The basic math
How we back-calculate your real TDEE
Energy balance is: Calories out = Calories in − Δ stored energy. If you ate an average of 1,900 kcal/day for 4 weeks and lost 2 kg, your body must have burned more than 1,900 — by exactly the amount the fat loss represents.
Observed TDEE = avg daily intake − (Δ weight in kg × 7,700) ÷ days. That's it. MacroFactor, GymGeek's adaptive spreadsheet, and every other "real TDEE" tool runs this calculation in some form. The trick is having enough data (3-4 weeks minimum, daily weights averaged weekly to filter water noise) and honest intake numbers.
Why your TDEE drops
Adaptive thermogenesis is real
As you lose weight, four things drop simultaneously:
- Predictable BMR drop — every kg of weight loss removes ~22 kcal/day of BMR. Expected.
- NEAT collapse — your body unconsciously fidgets less, walks slower, stands less. 300-600 kcal/day swing (Mayo NEAT research, Levine 2005).
- True adaptive thermogenesis — RMR drops more than mass loss alone predicts. 10-15% below expected after 8-12 weeks of cutting (Trexler 2014, Müller 2016).
- TEF reduction — eating less = less thermic effect of food. Smaller effect, but real.
The Fothergill 2016 follow-up of Biggest Loser contestants 6 years later found their RMR was still ~499 kcal/day belowpredicted — proof that aggressive deficits can leave a durable metabolic footprint. Most people don't reach that severity, but a 5-15% adaptation is common after 8+ weeks of dieting.
The biggest source of error
It's almost always under-reporting
Lichtman et al. 1992 (NEJM) used doubly labelled water (gold standard) to measure actual intake vs self-reported. Average gap: ~430 kcal/day under-reported, even in motivated subjects. Some participants under-reported by 50%.
So before you conclude your metabolism is broken, spend 14 days food- scaling every gram — including cooking oil (120 kcal/Tbsp), condiments, "bites and tastes" while cooking, and looser weekend logging. If the gap shrinks to under 5%, you found the issue.
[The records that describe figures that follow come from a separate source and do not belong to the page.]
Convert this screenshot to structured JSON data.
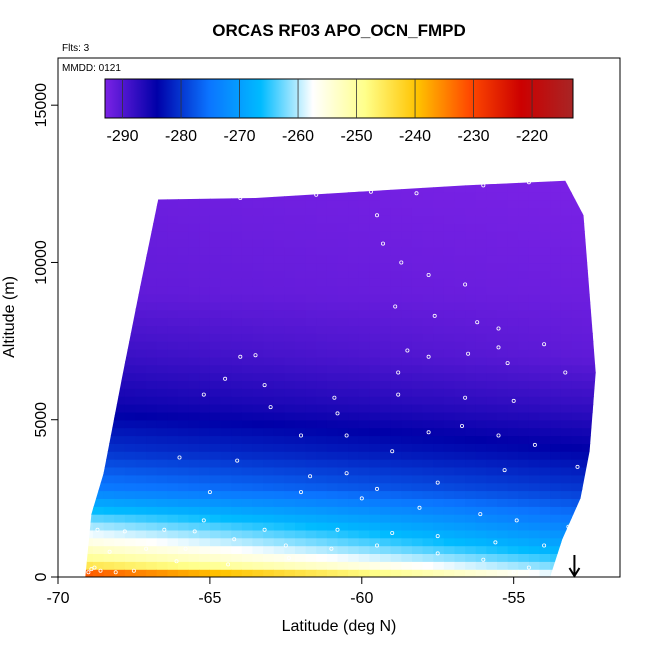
{
  "chart_data": {
    "type": "heatmap",
    "title": "ORCAS RF03 APO_OCN_FMPD",
    "flights_note": "Flts: 3",
    "date_note": "MMDD: 0121",
    "xlabel": "Latitude (deg N)",
    "ylabel": "Altitude (m)",
    "xlim": [
      -70,
      -51.5
    ],
    "ylim": [
      0,
      16500
    ],
    "x_ticks": [
      -70,
      -65,
      -60,
      -55
    ],
    "y_ticks": [
      0,
      5000,
      10000,
      15000
    ],
    "grid": false,
    "colorbar": {
      "placement": "top-inside",
      "range": [
        -293,
        -213
      ],
      "ticks": [
        -290,
        -280,
        -270,
        -260,
        -250,
        -240,
        -230,
        -220
      ],
      "colors": [
        "#7b22e6",
        "#0000a8",
        "#0b74ff",
        "#00bbff",
        "#ffffff",
        "#ffff8a",
        "#ffc300",
        "#ff4a00",
        "#cc0000",
        "#a82525"
      ]
    },
    "curtain": {
      "columns": [
        {
          "lat": -69.1,
          "alt_min": 0,
          "alt_max": 0
        },
        {
          "lat": -68.9,
          "alt_min": 0,
          "alt_max": 2000
        },
        {
          "lat": -68.5,
          "alt_min": 0,
          "alt_max": 3300
        },
        {
          "lat": -67.9,
          "alt_min": 0,
          "alt_max": 6300
        },
        {
          "lat": -67.3,
          "alt_min": 0,
          "alt_max": 9200
        },
        {
          "lat": -66.7,
          "alt_min": 0,
          "alt_max": 12000
        },
        {
          "lat": -63.5,
          "alt_min": 0,
          "alt_max": 12050
        },
        {
          "lat": -60.1,
          "alt_min": 0,
          "alt_max": 12250
        },
        {
          "lat": -56.6,
          "alt_min": 0,
          "alt_max": 12450
        },
        {
          "lat": -53.3,
          "alt_min": 0,
          "alt_max": 12600
        },
        {
          "lat": -52.7,
          "alt_min": 0,
          "alt_max": 11500
        },
        {
          "lat": -52.5,
          "alt_min": 0,
          "alt_max": 9000
        },
        {
          "lat": -52.3,
          "alt_min": 0,
          "alt_max": 6500
        },
        {
          "lat": -52.5,
          "alt_min": 0,
          "alt_max": 4000
        },
        {
          "lat": -52.8,
          "alt_min": 0,
          "alt_max": 2500
        },
        {
          "lat": -53.4,
          "alt_min": 0,
          "alt_max": 1200
        },
        {
          "lat": -53.8,
          "alt_min": 0,
          "alt_max": 0
        }
      ],
      "value_profile": [
        {
          "alt": 0,
          "value_south": -218,
          "value_north": -260
        },
        {
          "alt": 200,
          "value_south": -240,
          "value_north": -262
        },
        {
          "alt": 500,
          "value_south": -248,
          "value_north": -265
        },
        {
          "alt": 1000,
          "value_south": -254,
          "value_north": -270
        },
        {
          "alt": 1800,
          "value_south": -262,
          "value_north": -275
        },
        {
          "alt": 2800,
          "value_south": -274,
          "value_north": -280
        },
        {
          "alt": 4000,
          "value_south": -280,
          "value_north": -284
        },
        {
          "alt": 5500,
          "value_south": -285,
          "value_north": -288
        },
        {
          "alt": 7000,
          "value_south": -288,
          "value_north": -291
        },
        {
          "alt": 9000,
          "value_south": -291,
          "value_north": -292
        },
        {
          "alt": 12700,
          "value_south": -292,
          "value_north": -293
        }
      ]
    },
    "flight_track": [
      [
        -66.8,
        12000
      ],
      [
        -64.0,
        12050
      ],
      [
        -61.5,
        12150
      ],
      [
        -59.7,
        12250
      ],
      [
        -58.2,
        12200
      ],
      [
        -56.0,
        12450
      ],
      [
        -54.5,
        12550
      ],
      [
        -53.0,
        12650
      ],
      [
        -59.5,
        11500
      ],
      [
        -59.3,
        10600
      ],
      [
        -58.7,
        10000
      ],
      [
        -57.8,
        9600
      ],
      [
        -56.6,
        9300
      ],
      [
        -58.9,
        8600
      ],
      [
        -57.6,
        8300
      ],
      [
        -56.2,
        8100
      ],
      [
        -55.5,
        7900
      ],
      [
        -58.5,
        7200
      ],
      [
        -57.8,
        7000
      ],
      [
        -56.5,
        7100
      ],
      [
        -55.5,
        7300
      ],
      [
        -54.0,
        7400
      ],
      [
        -58.8,
        6500
      ],
      [
        -55.2,
        6800
      ],
      [
        -53.3,
        6500
      ],
      [
        -64.0,
        7000
      ],
      [
        -63.5,
        7050
      ],
      [
        -64.5,
        6300
      ],
      [
        -63.2,
        6100
      ],
      [
        -65.2,
        5800
      ],
      [
        -63.0,
        5400
      ],
      [
        -60.9,
        5700
      ],
      [
        -60.8,
        5200
      ],
      [
        -58.8,
        5800
      ],
      [
        -56.6,
        5700
      ],
      [
        -55.0,
        5600
      ],
      [
        -62.0,
        4500
      ],
      [
        -60.5,
        4500
      ],
      [
        -59.0,
        4000
      ],
      [
        -57.8,
        4600
      ],
      [
        -56.7,
        4800
      ],
      [
        -55.5,
        4500
      ],
      [
        -54.3,
        4200
      ],
      [
        -66.0,
        3800
      ],
      [
        -64.1,
        3700
      ],
      [
        -61.7,
        3200
      ],
      [
        -60.5,
        3300
      ],
      [
        -59.5,
        2800
      ],
      [
        -57.5,
        3000
      ],
      [
        -55.3,
        3400
      ],
      [
        -52.9,
        3500
      ],
      [
        -65.0,
        2700
      ],
      [
        -62.0,
        2700
      ],
      [
        -60.0,
        2500
      ],
      [
        -58.1,
        2200
      ],
      [
        -56.1,
        2000
      ],
      [
        -54.9,
        1800
      ],
      [
        -53.2,
        1600
      ],
      [
        -52.6,
        2500
      ],
      [
        -65.2,
        1800
      ],
      [
        -63.2,
        1500
      ],
      [
        -60.8,
        1500
      ],
      [
        -59.0,
        1400
      ],
      [
        -57.5,
        1300
      ],
      [
        -55.6,
        1100
      ],
      [
        -54.0,
        1000
      ],
      [
        -68.7,
        1500
      ],
      [
        -67.8,
        1450
      ],
      [
        -66.5,
        1500
      ],
      [
        -65.5,
        1450
      ],
      [
        -64.2,
        1200
      ],
      [
        -62.5,
        1000
      ],
      [
        -61.0,
        900
      ],
      [
        -59.5,
        1000
      ],
      [
        -57.5,
        750
      ],
      [
        -56.0,
        550
      ],
      [
        -54.5,
        300
      ],
      [
        -68.3,
        800
      ],
      [
        -67.1,
        900
      ],
      [
        -65.8,
        900
      ],
      [
        -68.8,
        300
      ],
      [
        -68.1,
        150
      ],
      [
        -67.5,
        200
      ],
      [
        -66.1,
        500
      ],
      [
        -64.4,
        400
      ],
      [
        -62.4,
        600
      ],
      [
        -55.0,
        150
      ],
      [
        -69.0,
        150
      ],
      [
        -68.9,
        250
      ],
      [
        -68.6,
        200
      ]
    ],
    "annotations": [
      {
        "type": "arrow-down",
        "lat": -53.0,
        "alt_top": 700,
        "alt_bottom": 0
      }
    ]
  }
}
If it doesn't, then there's genuine adaptation.
The fix
Diet break — 10 to 14 days at maintenance
Lyle McDonald's full diet break: eat at true maintenance (not −10%, not "maintain after the cut") for 10-14 days. Carbs ≥ 1.5 g/kg to restore leptin and T3/T4. Protein 1.6-2.2 g/kg. Keep lifting.
Expect 1-2 kg of water/glycogen regain — that's the leptin response you wanted, not failure. After the break, drop your deficit to 10-15% below the new observed TDEE (not the old formula TDEE) and continue. MATADOR 2018 showed intermittent dieters using this approach lost 50% more fat with half the metabolic drop vs continuous cutters.
The frequency rule
How often to recalibrate
- Every 4 weeks during an active cut
- After every 3+ kg weight change
- Whenever weight plateaus for 14+ days
- After starting/stopping thyroid medication
- After a 10+ day diet break (recompute new maintenance)
The data only gets reliable after 2 weeks. Single-week gaps are dominated by water and glycogen noise (1-2 kg swings are normal). Use rolling 7-day weight averages, not single-day readings.
Medical disclaimer
Severe adaptation (>15%) often co-occurs with thyroid drift, under-eating syndromes, or PCOS / insulin resistance. If symptoms include cold hands, low libido, cycle irregularity, brain fog, or fatigue, get bloodwork (TSH, free T4, fasting insulin, AM cortisol). This tool is not a substitute for medical evaluation.